Undoubtedly, pandas plays a crucial role in data wrangling and analysis tasks. However, its limitation lies in handling big data processing. This creates a dilemma for data practitioners: should they sacrifice information by downsampling the data, or should they explore distributed processing frameworks to handle larger workloads? One popular option is Apache Spark, a mainstream distributed processing tool. Yet, using Spark means learning a new language, PySpark, which can be a challenge.

Thankfully, there is a silver lining. The pandas API on Spark offers equivalent functionalities to pandas in PySpark. This allows pandas users to seamlessly transition from single-node to distributed environments by merely replacing the pandas package with pyspark.pandas.

Conversely, existing PySpark users may need to create custom user-defined functions (UDFs) that are not available in the PySpark API. With the introduction of Pandas Function APIs in Spark 3.0+, users can now apply arbitrary Python native functions with type hints, using pandas instances as input and output, on a PySpark dataframe. This empowers data scientists to train ML models based on each data group with just a single line of code.

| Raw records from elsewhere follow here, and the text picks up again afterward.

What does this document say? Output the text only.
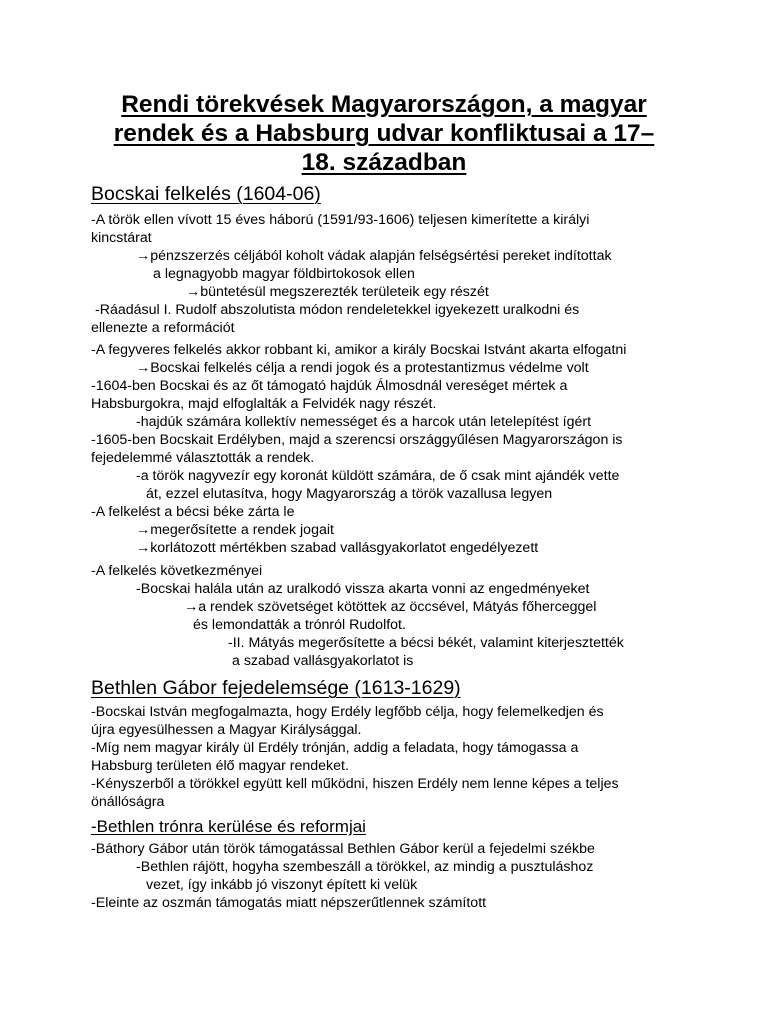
Rendi törekvések Magyarországon, a magyar
rendek és a Habsburg udvar konfliktusai a 17–
18. században
Bocskai felkelés (1604-06)
-A török ellen vívott 15 éves háború (1591/93-1606) teljesen kimerítette a királyi
kincstárat
→pénzszerzés céljából koholt vádak alapján felségsértési pereket indítottak
a legnagyobb magyar földbirtokosok ellen
→büntetésül megszerezték területeik egy részét
-Ráadásul I. Rudolf abszolutista módon rendeletekkel igyekezett uralkodni és
ellenezte a reformációt
-A fegyveres felkelés akkor robbant ki, amikor a király Bocskai Istvánt akarta elfogatni
→Bocskai felkelés célja a rendi jogok és a protestantizmus védelme volt
-1604-ben Bocskai és az őt támogató hajdúk Álmosdnál vereséget mértek a
Habsburgokra, majd elfoglalták a Felvidék nagy részét.
-hajdúk számára kollektív nemességet és a harcok után letelepítést ígért
-1605-ben Bocskait Erdélyben, majd a szerencsi országgyűlésen Magyarországon is
fejedelemmé választották a rendek.
-a török nagyvezír egy koronát küldött számára, de ő csak mint ajándék vette
át, ezzel elutasítva, hogy Magyarország a török vazallusa legyen
-A felkelést a bécsi béke zárta le
→megerősítette a rendek jogait
→korlátozott mértékben szabad vallásgyakorlatot engedélyezett
-A felkelés következményei
-Bocskai halála után az uralkodó vissza akarta vonni az engedményeket
→a rendek szövetséget kötöttek az öccsével, Mátyás főherceggel
és lemondatták a trónról Rudolfot.
-II. Mátyás megerősítette a bécsi békét, valamint kiterjesztették
a szabad vallásgyakorlatot is
Bethlen Gábor fejedelemsége (1613-1629)
-Bocskai István megfogalmazta, hogy Erdély legfőbb célja, hogy felemelkedjen és
újra egyesülhessen a Magyar Királysággal.
-Míg nem magyar király ül Erdély trónján, addig a feladata, hogy támogassa a
Habsburg területen élő magyar rendeket.
-Kényszerből a törökkel együtt kell működni, hiszen Erdély nem lenne képes a teljes
önállóságra
-Bethlen trónra kerülése és reformjai
-Báthory Gábor után török támogatással Bethlen Gábor kerül a fejedelmi székbe
-Bethlen rájött, hogyha szembeszáll a törökkel, az mindig a pusztuláshoz
vezet, így inkább jó viszonyt épített ki velük
-Eleinte az oszmán támogatás miatt népszerűtlennek számított
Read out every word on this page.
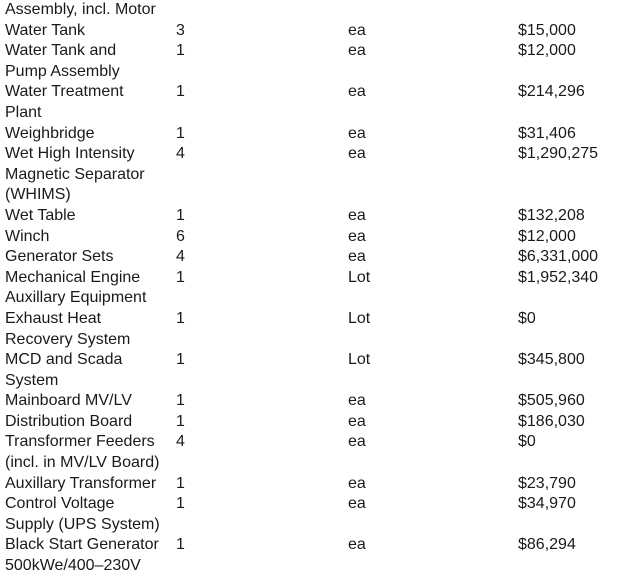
Assembly, incl. Motor
Water Tank	3	ea	$15,000
Water Tank and
Pump Assembly
1	ea	$12,000
Water Treatment
Plant
1	ea	$214,296
Weighbridge	1	ea	$31,406
Wet High Intensity
Magnetic Separator
(WHIMS)
4	ea	$1,290,275
Wet Table	1	ea	$132,208
Winch	6	ea	$12,000
Generator Sets	4	ea	$6,331,000
Mechanical Engine
Auxillary Equipment
1	Lot	$1,952,340
Exhaust Heat
Recovery System
1	Lot	$0
MCD and Scada
System
1	Lot	$345,800
Mainboard MV/LV	1	ea	$505,960
Distribution Board	1	ea	$186,030
Transformer Feeders
(incl. in MV/LV Board)
4	ea	$0
Auxillary Transformer	1	ea	$23,790
Control Voltage
Supply (UPS System)
1	ea	$34,970
Black Start Generator
500kWe/400–230V
1	ea	$86,294
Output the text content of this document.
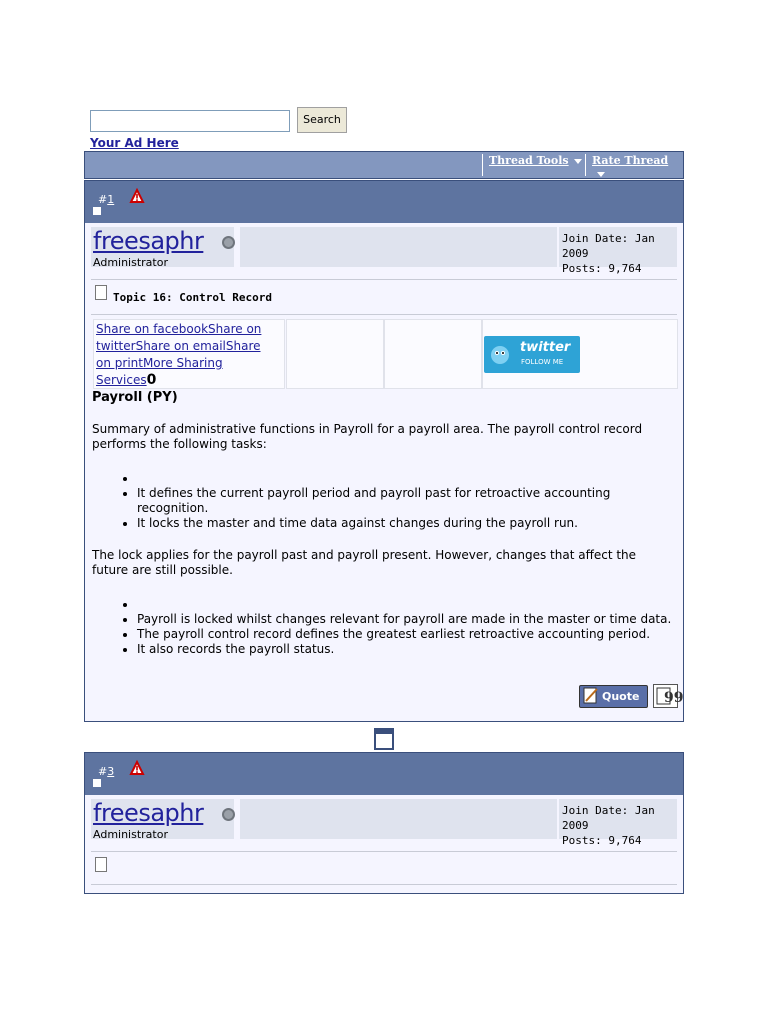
Search
Your Ad Here
Thread Tools	Rate Thread
#1
freesaphr
Administrator
Join Date: Jan 2009
Posts: 9,764
Topic 16: Control Record
Share on facebookShare on twitterShare on emailShare on printMore Sharing Services0
twitter
FOLLOW ME
Payroll (PY)
Summary of administrative functions in Payroll for a payroll area. The payroll control record performs the following tasks:
•
• It defines the current payroll period and payroll past for retroactive accounting recognition.
• It locks the master and time data against changes during the payroll run.
The lock applies for the payroll past and payroll present. However, changes that affect the future are still possible.
•
• Payroll is locked whilst changes relevant for payroll are made in the master or time data.
• The payroll control record defines the greatest earliest retroactive accounting period.
• It also records the payroll status.
Quote 99
#3
freesaphr
Administrator
Join Date: Jan 2009
Posts: 9,764
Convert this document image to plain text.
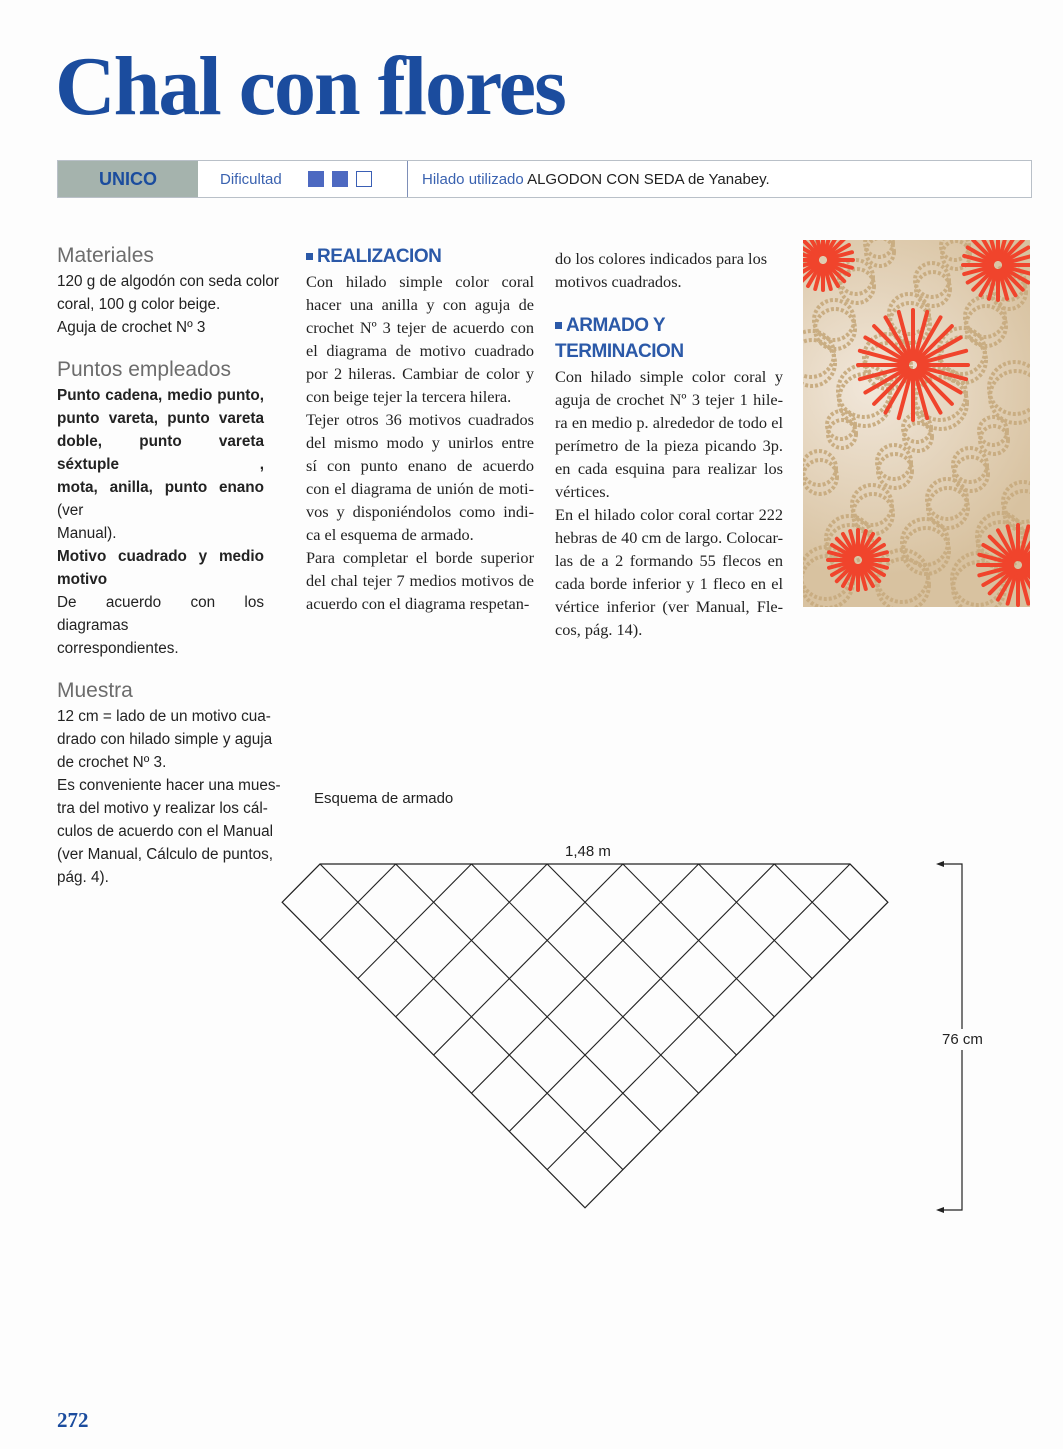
Chal con flores
UNICO	Dificultad	Hilado utilizado ALGODON CON SEDA de Yanabey.
Materiales
120 g de algodón con seda color
coral, 100 g color beige.
Aguja de crochet Nº 3
Puntos empleados
Punto cadena, medio punto,
punto vareta, punto vareta
doble, punto vareta séxtuple ,
mota, anilla, punto enano (ver
Manual).
Motivo cuadrado y medio
motivo
De acuerdo con los diagramas
correspondientes.
Muestra
12 cm = lado de un motivo cua-
drado con hilado simple y aguja
de crochet Nº 3.
Es conveniente hacer una mues-
tra del motivo y realizar los cál-
culos de acuerdo con el Manual
(ver Manual, Cálculo de puntos,
pág. 4).
REALIZACION
Con hilado simple color coral
hacer una anilla y con aguja de
crochet Nº 3 tejer de acuerdo con
el diagrama de motivo cuadrado
por 2 hileras. Cambiar de color y
con beige tejer la tercera hilera.
Tejer otros 36 motivos cuadrados
del mismo modo y unirlos entre
sí con punto enano de acuerdo
con el diagrama de unión de moti-
vos y disponiéndolos como indi-
ca el esquema de armado.
Para completar el borde superior
del chal tejer 7 medios motivos de
acuerdo con el diagrama respetan-
do los colores indicados para los
motivos cuadrados.
ARMADO Y TERMINACION
Con hilado simple color coral y
aguja de crochet Nº 3 tejer 1 hile-
ra en medio p. alrededor de todo el
perímetro de la pieza picando 3p.
en cada esquina para realizar los
vértices.
En el hilado color coral cortar 222
hebras de 40 cm de largo. Colocar-
las de a 2 formando 55 flecos en
cada borde inferior y 1 fleco en el
vértice inferior (ver Manual, Fle-
cos, pág. 14).
Esquema de armado
1,48 m
76 cm
272
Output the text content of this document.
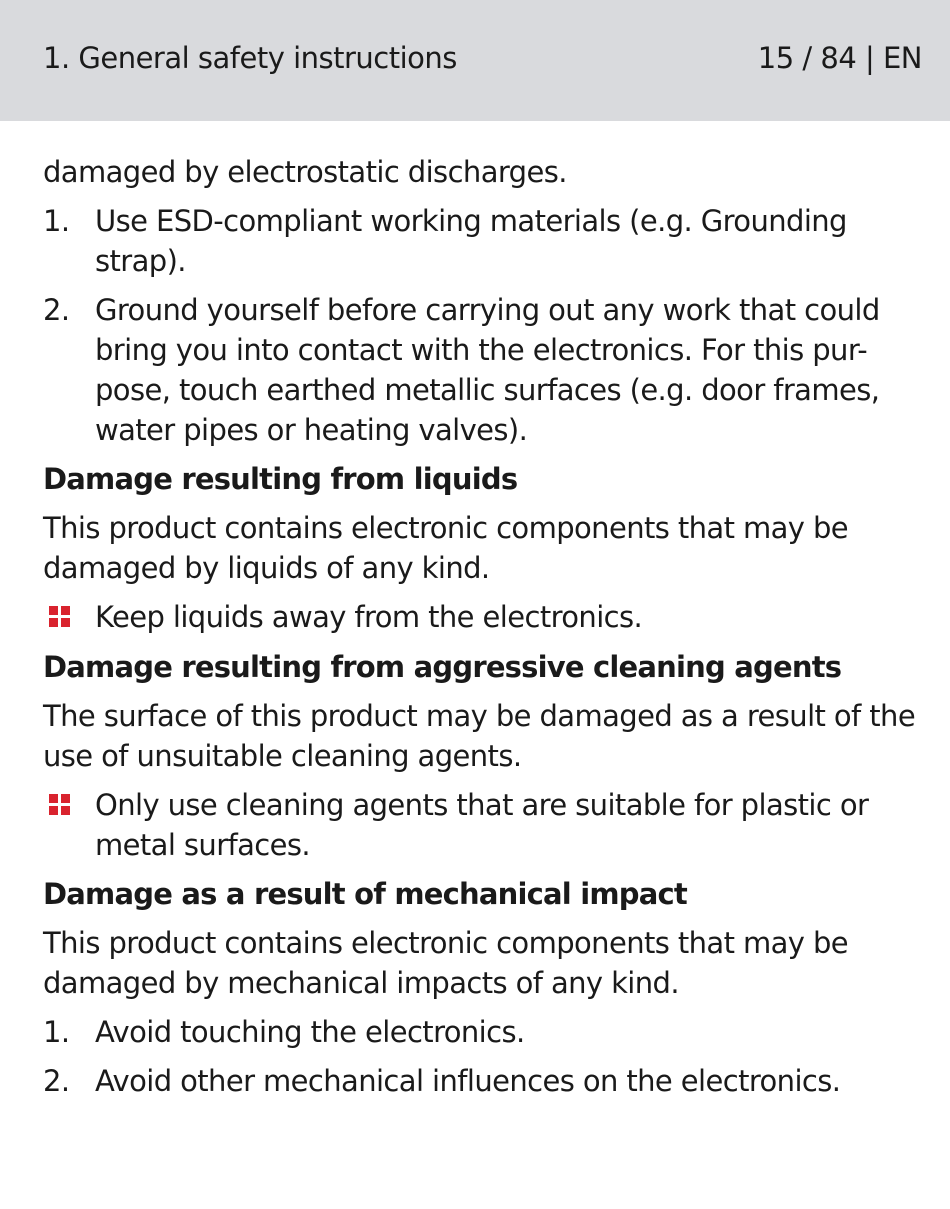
1. General safety instructions	15 / 84 | EN
damaged by electrostatic discharges.
1. Use ESD-compliant working materials (e.g. Grounding strap).
2. Ground yourself before carrying out any work that could bring you into contact with the electronics. For this pur-pose, touch earthed metallic surfaces (e.g. door frames, water pipes or heating valves).
Damage resulting from liquids
This product contains electronic components that may be damaged by liquids of any kind.
Keep liquids away from the electronics.
Damage resulting from aggressive cleaning agents
The surface of this product may be damaged as a result of the use of unsuitable cleaning agents.
Only use cleaning agents that are suitable for plastic or metal surfaces.
Damage as a result of mechanical impact
This product contains electronic components that may be damaged by mechanical impacts of any kind.
1. Avoid touching the electronics.
2. Avoid other mechanical influences on the electronics.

And, you don't even need to write PySpark code now! English is the new programming language and we will introduce the English SDK for PySpark. The English SDK understands Spark tables and DataFrames, handles the complexity for you behind the scenes, and returns a DataFrame directly based on your English questions and directions.

In a joint presentation by a top open-source Apache Spark committer and a product manager, this talk has both the software engineer and product manager perspectives. Prior working knowledge of pandas, basic Spark, and machine learning will be helpful for the audience.


Category [Community, Education, and Outreach]

Science and Engineering Portals

Category [Machine and Deep Learning]

Other

Expected audience expertise: Domain

some

Category [Scientific Applications]

Other

Category [Data Science and Visualization]

Data Analysis and Data Engineering

Expected audience expertise: Python

some

Abstract as a tweet

Scaling data workloads using the best of both worlds: pandas and Spark

Category [High Performance Computing]

Parallel Computing

Hyukjin is a Databricks software engineer as the tech-lead in OSS PySpark team, Apache Spark PMC member and committer, working on many different areas in Apache Spark such as PySpark, Spark SQL, SparkR, infrastructure, etc. He is the top contributor in Apache Spark, and leads efforts such as Project Zen, Pandas API on Spark, and Python Spark Connect.

Allan is a product manager at Databricks mainly working on PySpark.
He is passionate about helping people make sense of data and has focused on that his whole career.